Most of the money for this expedition was found by two Italian bankers established in Seville, Cristóbal Franquesín and Alejandro Geraldini.
There was a clear ambiguity between Ordaz’s license and that already assigned to Welser’s men, the Germans Micer Enrique Eyniger and Jerónimo Seiler. It was also feared in Spain that Ordaz might touch the land of the most serene King of Portugal, “our brother”—that is, the territory that became Brazil. In the other direction, Ordaz would control the entire coast of Venezuela. How did that square with the existing concessions to the Germans? In this territory, Ordaz would become governor and captain-general for life and receive a salary of 725,000 maravedís a year. Out of this, he would, as the custom then wa
s, have to pay a chief magistrate, thirty infantrymen, 110 squires, a physician, and an apothecary. Ordaz would be able to grant such encomiendas as he thought fit and would receive twenty-five mares from the Crown, which he would pick up in Jamaica. He would also receive 300,000 maravedís for artillery and munitions. He would have the right to carry with him fifty black slaves, of whom a third would be women.

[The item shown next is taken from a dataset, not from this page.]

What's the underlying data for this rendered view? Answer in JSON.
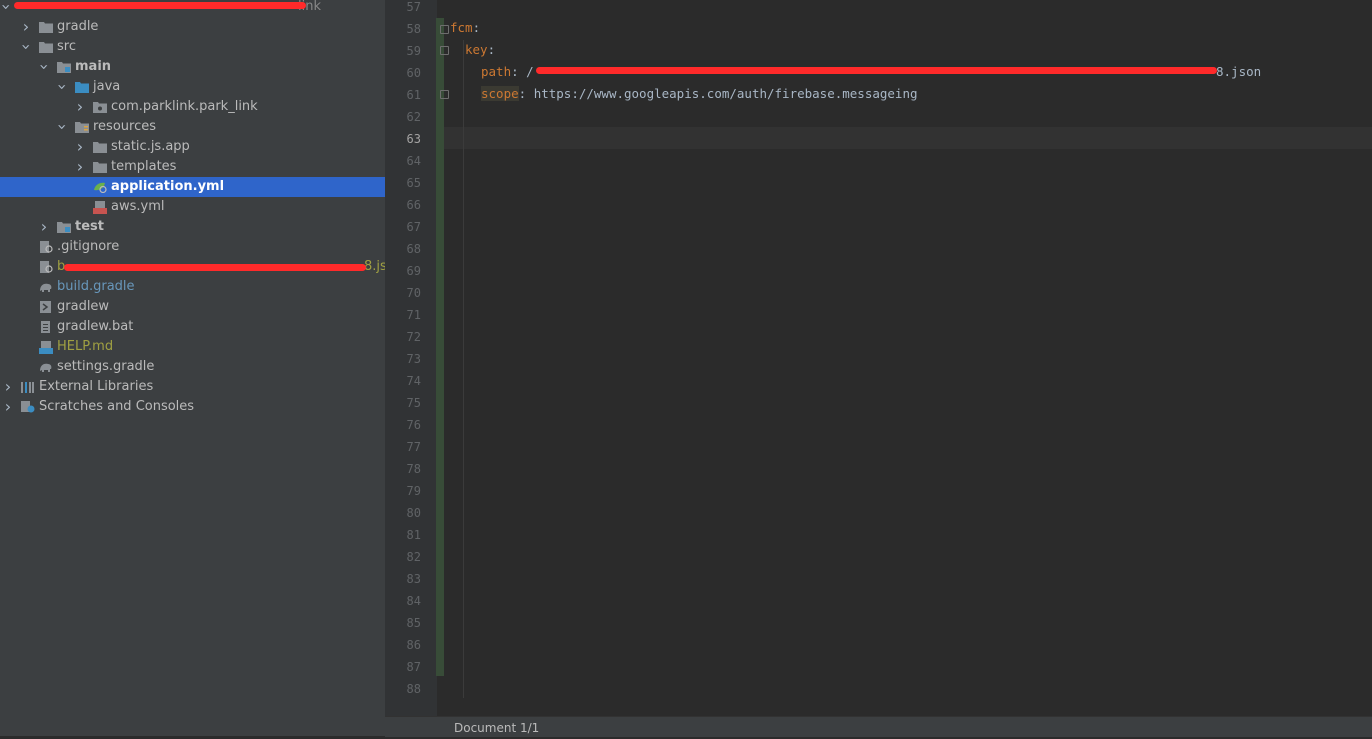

The obscurity in the license of Ordaz was mitigated by the fact that Ordaz himself had no intention of interfering with the Germans on the northern coast of South America. Instead, he wanted to explore the great Río Orinoco/Marañón, which he believed led to a land with extensive supplies of gold.9
Ordaz’s fleet sailed from Sanlúcar on October 20, 1531. He had two large naos and a smaller ship, which he called a carabelón. He had been maintaining his expedition at his own cost already for two months.
They stopped at Tenerife, where he picked up another hundred men, about forty horses, and some mares.10 Then, after a storm that dispersed the ships, they reached the Cape Verde Islands on December 26. They sailed easily across the Atlantic to make landfall in the Americas sixty miles east of the Río Orinoco. Perhaps that was just inside the territory now known as Guiana. No European before had seen this wild, green landscape. Ordaz sent out a chalupa, a small launch, with thirteen men on board. But three days later, it returned, having been unable to land because of the mud. They then found some islands, which they named San Sebastián, and from there sailed up the river for eight days, “but all the land which appeared was flooded.” They could find nothing to suggest that there was any settlement in the neighborhood. On one of these islands, they left a wooden cross to help to guide those who would follow them.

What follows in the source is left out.